Whenever Gertruida is teased about her vast knowledge, she tells the group about poor Herbert and the way things turned out to be.
Why she was called Herbert, is an open question. Some say her father, Herbert Vermeulen, really wanted a son and a heir. Others say, no, that isn’t so; Herbert chose the name when she was three, because she adored her father so. And there is the undecided group that insists it’s her mother’s fault because she always wore long pants (in the days when the church still frowned upon such sinful attire).
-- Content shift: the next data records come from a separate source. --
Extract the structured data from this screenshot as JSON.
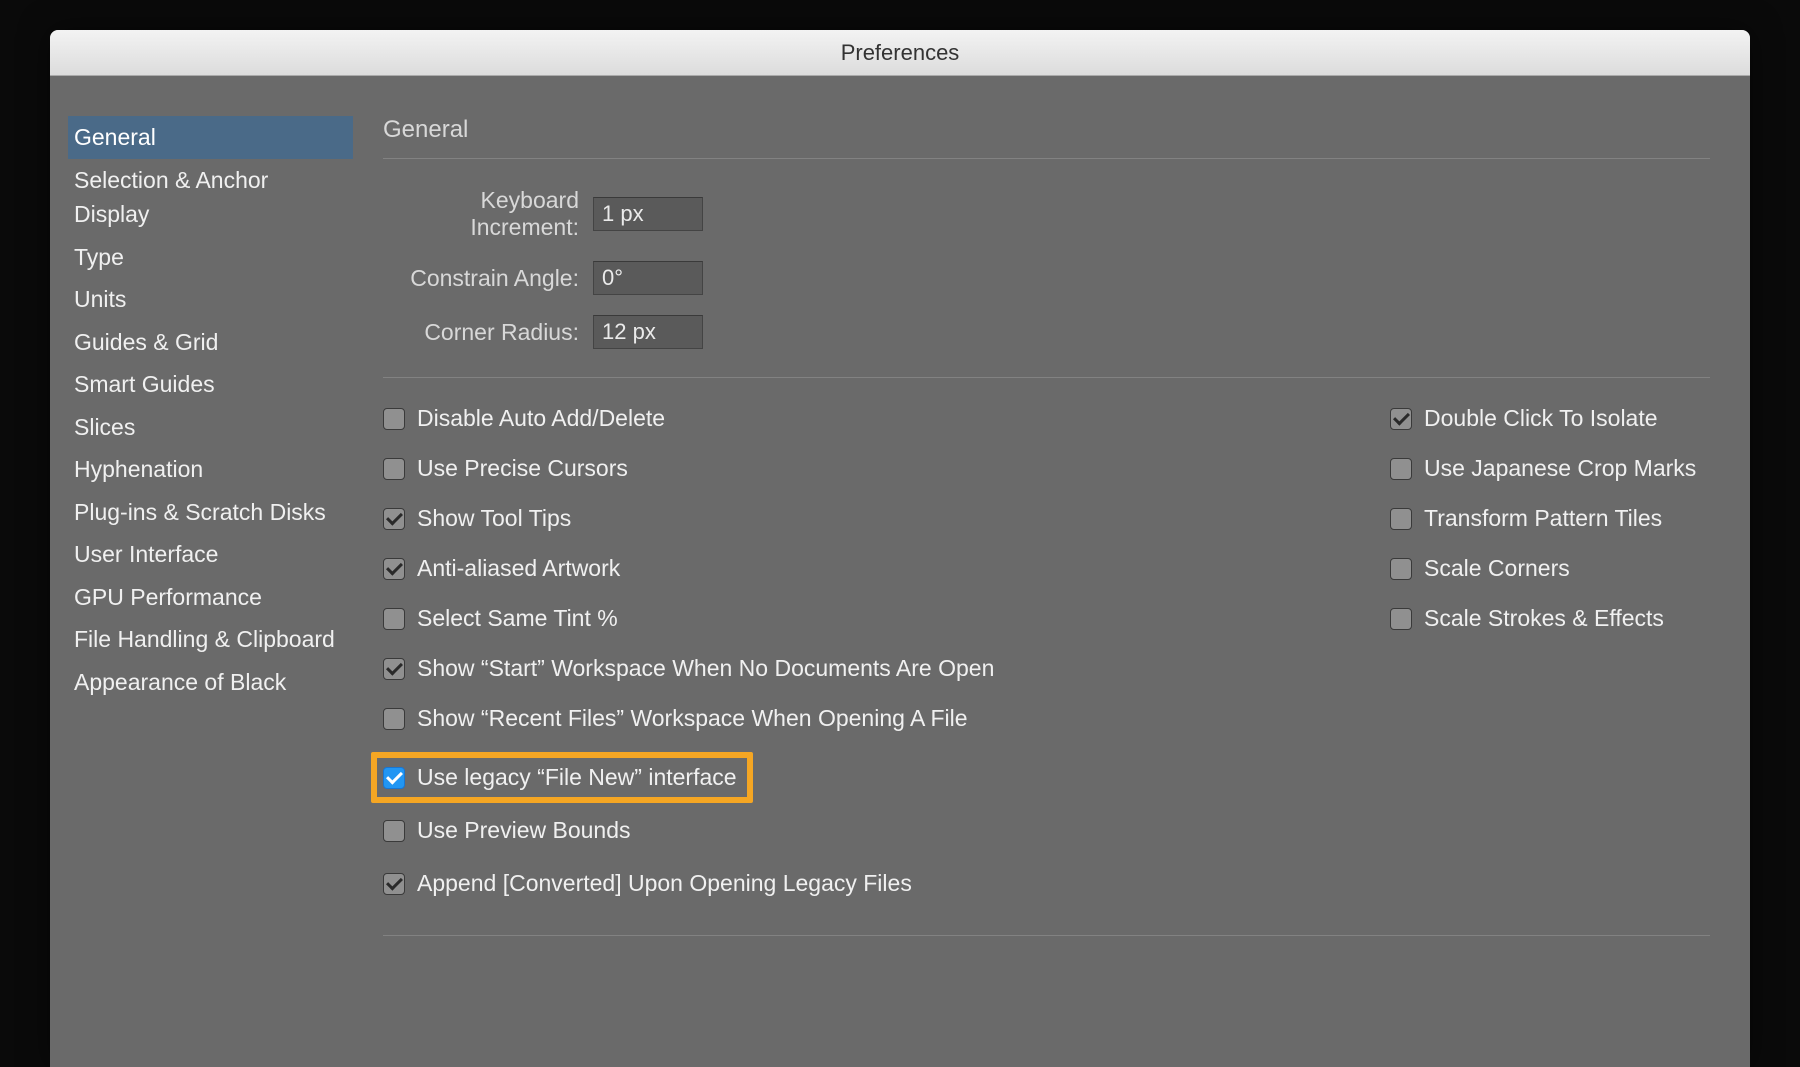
{
  "window": {
    "title": "Preferences"
  },
  "sidebar": {
    "items": [
      "General",
      "Selection & Anchor Display",
      "Type",
      "Units",
      "Guides & Grid",
      "Smart Guides",
      "Slices",
      "Hyphenation",
      "Plug-ins & Scratch Disks",
      "User Interface",
      "GPU Performance",
      "File Handling & Clipboard",
      "Appearance of Black"
    ],
    "selected_index": 0
  },
  "panel": {
    "title": "General",
    "fields": {
      "keyboard_increment": {
        "label": "Keyboard Increment:",
        "value": "1 px"
      },
      "constrain_angle": {
        "label": "Constrain Angle:",
        "value": "0°"
      },
      "corner_radius": {
        "label": "Corner Radius:",
        "value": "12 px"
      }
    },
    "checkboxes_left": [
      {
        "label": "Disable Auto Add/Delete",
        "checked": false
      },
      {
        "label": "Use Precise Cursors",
        "checked": false
      },
      {
        "label": "Show Tool Tips",
        "checked": true
      },
      {
        "label": "Anti-aliased Artwork",
        "checked": true
      },
      {
        "label": "Select Same Tint %",
        "checked": false
      },
      {
        "label": "Show “Start” Workspace When No Documents Are Open",
        "checked": true
      },
      {
        "label": "Show “Recent Files” Workspace When Opening A File",
        "checked": false
      },
      {
        "label": "Use legacy “File New” interface",
        "checked": true,
        "highlighted": true
      },
      {
        "label": "Use Preview Bounds",
        "checked": false
      },
      {
        "label": "Append [Converted] Upon Opening Legacy Files",
        "checked": true
      }
    ],
    "checkboxes_right": [
      {
        "label": "Double Click To Isolate",
        "checked": true
      },
      {
        "label": "Use Japanese Crop Marks",
        "checked": false
      },
      {
        "label": "Transform Pattern Tiles",
        "checked": false
      },
      {
        "label": "Scale Corners",
        "checked": false
      },
      {
        "label": "Scale Strokes & Effects",
        "checked": false
      }
    ]
  }
}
Whatever the reason, Herbet grew up to be just like her father: steadfast in her ways and rather stubborn. See, her father was the local attorney. He knew everybody and almost everything that happened in the district. Almost. He knew, for instance, why the young Pastor Brown had to leave so suddenly – long before everybody else. In those days relationships were strictly between men and women, and certainly confined to what was called back then ‘according to the group you belong to’. Back then the state and the church combined in their efforts to promote ‘separate but equal development’, which turned out to be the oxymoron of the century.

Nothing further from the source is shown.